Царь Борис, прозваньем Годунов | страница 19



— Что вы содеяли! Что сотворили, ироды! — возмущенно восклицал я, придя в себя после Васькиного рассказа.

— Не мы, князь светлый! — в тон мне воскликнул Грязной.

— А кто же?! Ты вокруг оглянись: города запустели, деревни разорены, храмы заколочены, колокола молчат, поля травой сорной заросли, на дорогах не караваны торговые — нищие, друг за дружку держась от изнеможения, влекутся в поисках пропитания. Покидал я страну цветущую, а вернулся в поверженную и нищую, подобной которой я даже в землях иноземных не встречал. Разорили вороги землю Русскую, и вы этих ворогов на Русь привели. Вы и есть эти самые вороги! — вскричал я.

— Ну что ты, князь светлый! Думается мне, что перед побегом своим ты не туда смотрел или подзабыл, что видел. Вспомни Ярославль, вспомни, как ты из-под него до слободы дошел. Не мы землю Русскую разорили! Да и то я скажу тебе, князь светлый, что сейчас-то еще ничего, вот год назад — тогда истинно конец света был. Видно, вознегодовал Господь, что устроили мы своими руками ад на земле и сотворили Страшный суд, коий токмо в Его власти, наслал Он после казни московской град великий на всю землю и побил весь урожай на корню.
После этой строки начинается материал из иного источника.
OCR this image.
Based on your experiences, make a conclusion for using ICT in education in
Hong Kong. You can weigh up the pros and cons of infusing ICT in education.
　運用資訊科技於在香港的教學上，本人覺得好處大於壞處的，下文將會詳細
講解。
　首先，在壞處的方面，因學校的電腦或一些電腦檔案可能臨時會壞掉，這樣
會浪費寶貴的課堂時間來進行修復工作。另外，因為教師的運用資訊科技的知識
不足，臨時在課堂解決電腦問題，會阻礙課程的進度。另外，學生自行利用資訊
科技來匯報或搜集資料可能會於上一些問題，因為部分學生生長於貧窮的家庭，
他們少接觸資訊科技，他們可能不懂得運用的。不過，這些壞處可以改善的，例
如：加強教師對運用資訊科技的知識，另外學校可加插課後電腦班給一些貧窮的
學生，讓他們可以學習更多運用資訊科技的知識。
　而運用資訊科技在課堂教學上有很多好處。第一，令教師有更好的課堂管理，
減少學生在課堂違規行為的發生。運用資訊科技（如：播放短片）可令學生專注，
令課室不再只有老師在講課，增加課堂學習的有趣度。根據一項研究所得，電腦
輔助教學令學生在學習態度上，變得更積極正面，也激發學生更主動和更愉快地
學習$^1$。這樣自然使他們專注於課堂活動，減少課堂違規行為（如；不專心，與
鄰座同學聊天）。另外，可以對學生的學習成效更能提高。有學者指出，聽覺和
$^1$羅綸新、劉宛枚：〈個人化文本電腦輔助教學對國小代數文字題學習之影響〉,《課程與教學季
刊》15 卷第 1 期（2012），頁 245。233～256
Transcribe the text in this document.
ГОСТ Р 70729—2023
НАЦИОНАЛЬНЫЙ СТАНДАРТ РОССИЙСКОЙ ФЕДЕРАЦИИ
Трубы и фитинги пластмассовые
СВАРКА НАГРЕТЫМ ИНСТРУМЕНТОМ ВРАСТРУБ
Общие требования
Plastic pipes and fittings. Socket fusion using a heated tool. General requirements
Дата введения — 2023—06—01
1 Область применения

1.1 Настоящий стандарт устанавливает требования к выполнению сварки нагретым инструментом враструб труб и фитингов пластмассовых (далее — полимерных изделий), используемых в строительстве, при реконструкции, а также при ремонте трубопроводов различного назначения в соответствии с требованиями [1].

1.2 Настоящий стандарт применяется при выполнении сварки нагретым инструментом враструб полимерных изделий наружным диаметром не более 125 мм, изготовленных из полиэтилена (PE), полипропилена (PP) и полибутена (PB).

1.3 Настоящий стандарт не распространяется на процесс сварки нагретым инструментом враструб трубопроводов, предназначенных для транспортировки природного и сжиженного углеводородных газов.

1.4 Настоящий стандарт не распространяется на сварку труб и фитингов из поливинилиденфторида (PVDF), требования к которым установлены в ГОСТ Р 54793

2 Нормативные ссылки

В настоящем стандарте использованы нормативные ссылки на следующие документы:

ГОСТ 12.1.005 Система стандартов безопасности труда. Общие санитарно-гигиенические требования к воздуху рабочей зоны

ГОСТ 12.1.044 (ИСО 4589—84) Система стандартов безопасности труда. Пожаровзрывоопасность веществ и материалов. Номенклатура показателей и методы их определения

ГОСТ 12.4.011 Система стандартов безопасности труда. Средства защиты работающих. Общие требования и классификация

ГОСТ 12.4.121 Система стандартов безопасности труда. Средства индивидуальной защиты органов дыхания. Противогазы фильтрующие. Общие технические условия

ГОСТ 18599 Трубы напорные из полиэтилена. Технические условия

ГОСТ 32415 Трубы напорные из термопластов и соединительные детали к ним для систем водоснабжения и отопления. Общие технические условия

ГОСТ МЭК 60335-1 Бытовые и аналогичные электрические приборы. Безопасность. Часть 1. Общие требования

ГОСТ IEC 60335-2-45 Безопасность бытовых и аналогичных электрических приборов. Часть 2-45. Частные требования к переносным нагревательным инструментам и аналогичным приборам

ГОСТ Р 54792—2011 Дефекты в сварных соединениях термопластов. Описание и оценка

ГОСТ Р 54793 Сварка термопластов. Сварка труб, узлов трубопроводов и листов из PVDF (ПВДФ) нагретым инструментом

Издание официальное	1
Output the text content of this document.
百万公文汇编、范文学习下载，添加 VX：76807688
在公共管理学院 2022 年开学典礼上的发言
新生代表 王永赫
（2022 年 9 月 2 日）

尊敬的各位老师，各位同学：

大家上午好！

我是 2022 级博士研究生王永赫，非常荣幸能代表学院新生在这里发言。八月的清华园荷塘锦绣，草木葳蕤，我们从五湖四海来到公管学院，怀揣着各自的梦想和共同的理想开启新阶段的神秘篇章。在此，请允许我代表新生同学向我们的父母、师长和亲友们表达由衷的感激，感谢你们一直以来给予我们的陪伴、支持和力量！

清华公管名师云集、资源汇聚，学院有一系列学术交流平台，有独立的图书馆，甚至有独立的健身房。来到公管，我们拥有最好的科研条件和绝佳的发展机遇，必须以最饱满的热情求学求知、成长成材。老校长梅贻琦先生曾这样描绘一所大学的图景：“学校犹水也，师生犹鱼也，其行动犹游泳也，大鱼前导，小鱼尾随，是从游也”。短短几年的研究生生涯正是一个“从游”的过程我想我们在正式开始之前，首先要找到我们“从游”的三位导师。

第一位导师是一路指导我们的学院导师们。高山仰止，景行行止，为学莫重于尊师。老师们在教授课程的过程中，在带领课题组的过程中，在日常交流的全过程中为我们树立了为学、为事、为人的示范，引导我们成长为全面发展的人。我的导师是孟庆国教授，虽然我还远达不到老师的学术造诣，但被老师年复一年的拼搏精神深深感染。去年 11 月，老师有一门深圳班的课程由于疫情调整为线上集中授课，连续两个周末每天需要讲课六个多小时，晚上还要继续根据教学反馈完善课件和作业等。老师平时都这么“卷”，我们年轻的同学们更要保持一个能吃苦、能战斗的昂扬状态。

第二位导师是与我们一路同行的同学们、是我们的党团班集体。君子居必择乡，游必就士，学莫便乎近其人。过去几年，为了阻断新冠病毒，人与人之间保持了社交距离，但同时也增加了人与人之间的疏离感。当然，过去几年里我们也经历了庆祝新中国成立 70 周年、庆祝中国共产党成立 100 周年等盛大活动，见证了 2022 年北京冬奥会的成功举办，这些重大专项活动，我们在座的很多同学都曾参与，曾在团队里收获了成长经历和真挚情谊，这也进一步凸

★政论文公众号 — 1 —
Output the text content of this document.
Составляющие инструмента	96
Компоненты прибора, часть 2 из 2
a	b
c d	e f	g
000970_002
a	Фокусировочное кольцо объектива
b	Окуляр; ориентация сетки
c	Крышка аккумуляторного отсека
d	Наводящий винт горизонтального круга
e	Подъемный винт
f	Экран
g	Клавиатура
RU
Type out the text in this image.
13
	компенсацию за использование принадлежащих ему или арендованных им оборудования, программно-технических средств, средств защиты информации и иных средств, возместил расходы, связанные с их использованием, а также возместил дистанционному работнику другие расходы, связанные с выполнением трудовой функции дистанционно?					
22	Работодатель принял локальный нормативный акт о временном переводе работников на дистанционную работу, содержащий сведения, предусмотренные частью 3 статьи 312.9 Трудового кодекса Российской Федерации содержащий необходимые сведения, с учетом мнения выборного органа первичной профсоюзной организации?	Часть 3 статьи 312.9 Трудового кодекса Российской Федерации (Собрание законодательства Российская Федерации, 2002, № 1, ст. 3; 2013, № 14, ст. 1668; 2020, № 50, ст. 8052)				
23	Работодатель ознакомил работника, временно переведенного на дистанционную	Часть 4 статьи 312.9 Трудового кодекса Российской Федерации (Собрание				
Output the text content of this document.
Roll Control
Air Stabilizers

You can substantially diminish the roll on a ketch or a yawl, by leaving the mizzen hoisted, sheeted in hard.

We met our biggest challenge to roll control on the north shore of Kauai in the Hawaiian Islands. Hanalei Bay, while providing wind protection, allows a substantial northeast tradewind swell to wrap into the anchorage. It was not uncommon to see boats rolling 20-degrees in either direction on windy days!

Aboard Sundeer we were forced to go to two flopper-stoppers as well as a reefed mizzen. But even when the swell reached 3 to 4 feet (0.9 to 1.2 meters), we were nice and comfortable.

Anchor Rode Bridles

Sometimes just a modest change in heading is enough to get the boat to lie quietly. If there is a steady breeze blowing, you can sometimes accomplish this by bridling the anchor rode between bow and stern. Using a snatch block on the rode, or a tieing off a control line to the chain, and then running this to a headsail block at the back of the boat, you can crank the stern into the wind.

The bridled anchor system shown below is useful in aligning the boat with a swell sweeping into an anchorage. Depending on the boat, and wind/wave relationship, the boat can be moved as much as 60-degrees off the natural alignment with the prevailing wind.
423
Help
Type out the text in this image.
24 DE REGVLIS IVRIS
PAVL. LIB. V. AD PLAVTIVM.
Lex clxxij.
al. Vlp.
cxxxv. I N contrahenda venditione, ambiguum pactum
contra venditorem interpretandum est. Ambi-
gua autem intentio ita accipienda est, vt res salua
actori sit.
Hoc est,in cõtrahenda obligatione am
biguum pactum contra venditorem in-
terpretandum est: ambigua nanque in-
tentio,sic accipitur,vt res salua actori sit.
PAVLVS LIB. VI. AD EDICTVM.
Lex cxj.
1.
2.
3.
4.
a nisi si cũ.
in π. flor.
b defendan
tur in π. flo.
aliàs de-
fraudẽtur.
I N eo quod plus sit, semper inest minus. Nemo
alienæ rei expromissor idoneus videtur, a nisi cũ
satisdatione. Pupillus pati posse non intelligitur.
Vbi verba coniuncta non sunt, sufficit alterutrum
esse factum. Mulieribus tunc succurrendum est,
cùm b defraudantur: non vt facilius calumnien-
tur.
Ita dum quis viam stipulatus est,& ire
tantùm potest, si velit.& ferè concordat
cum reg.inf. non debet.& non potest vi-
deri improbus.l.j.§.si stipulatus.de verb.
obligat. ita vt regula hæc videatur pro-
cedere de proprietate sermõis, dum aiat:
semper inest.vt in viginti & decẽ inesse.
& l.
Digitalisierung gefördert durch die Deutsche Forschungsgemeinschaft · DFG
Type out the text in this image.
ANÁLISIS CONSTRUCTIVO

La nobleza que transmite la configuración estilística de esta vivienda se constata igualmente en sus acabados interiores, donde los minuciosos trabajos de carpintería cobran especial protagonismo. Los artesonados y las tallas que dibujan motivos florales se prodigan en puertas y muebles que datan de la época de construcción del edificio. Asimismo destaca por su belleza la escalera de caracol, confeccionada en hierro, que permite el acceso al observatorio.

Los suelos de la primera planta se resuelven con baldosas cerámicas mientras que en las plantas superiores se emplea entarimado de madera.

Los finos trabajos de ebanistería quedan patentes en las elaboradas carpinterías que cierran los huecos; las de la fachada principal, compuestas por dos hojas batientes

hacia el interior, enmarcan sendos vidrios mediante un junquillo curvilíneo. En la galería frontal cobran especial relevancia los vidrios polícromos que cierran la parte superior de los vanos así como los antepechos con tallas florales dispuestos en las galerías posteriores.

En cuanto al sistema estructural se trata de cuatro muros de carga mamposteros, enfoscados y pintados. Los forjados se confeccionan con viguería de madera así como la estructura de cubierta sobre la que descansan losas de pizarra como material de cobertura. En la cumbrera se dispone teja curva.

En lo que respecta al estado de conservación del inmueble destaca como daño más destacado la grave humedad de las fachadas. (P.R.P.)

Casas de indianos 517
Посеяли под зиму — холодом семена заморозил, посеяли весной — жарой невиданной все всходы спалил. Не стало хлеба в стране, и такая дороговизна сделалась, что простому человеку только ложись и помирай. И ложились, и помирали, сейчас хоть идут в надежде на милостыню, а тогда и этого не было, потому как сама милостыня иссякла. И будто мало было этих казней, наслал еще Господь поветрие моровое, косила болезнь прилипчивая целые семьи без остатка, дом за домом, деревню за деревней. И хоть оскудели безмерно и людьми, и скотом, и товарами, а приходилось самим все сжигать, если пытался кто-нибудь выбраться из уездов зараженных.

— Кара по делам вашим! — возвестил я, не могши успокоиться.

— Сие нам неведомо, — кротко ответил Грязной, — а что люди думали да говорили: иные, как ты, а многие и по-другому. И крымчаки с турками здесь ни при чем, нечего им туг было разорять, другие до них постарались, да и не было им такого дозволения. А уж после пожара московского они и помыслить об этом не могли. Как только унялся огонь, снялись они со своих стоянок и отправились к родным очагам, с каждым часом убыстряя бег. Хоть и бусурманские души, но и они содрогнулись в ужасе от зрелища невиданной доселе кары Всевышнего.

Так разговор наш вернулся к Москве, к царю Ивану, ко всему тому, что тогда случилось.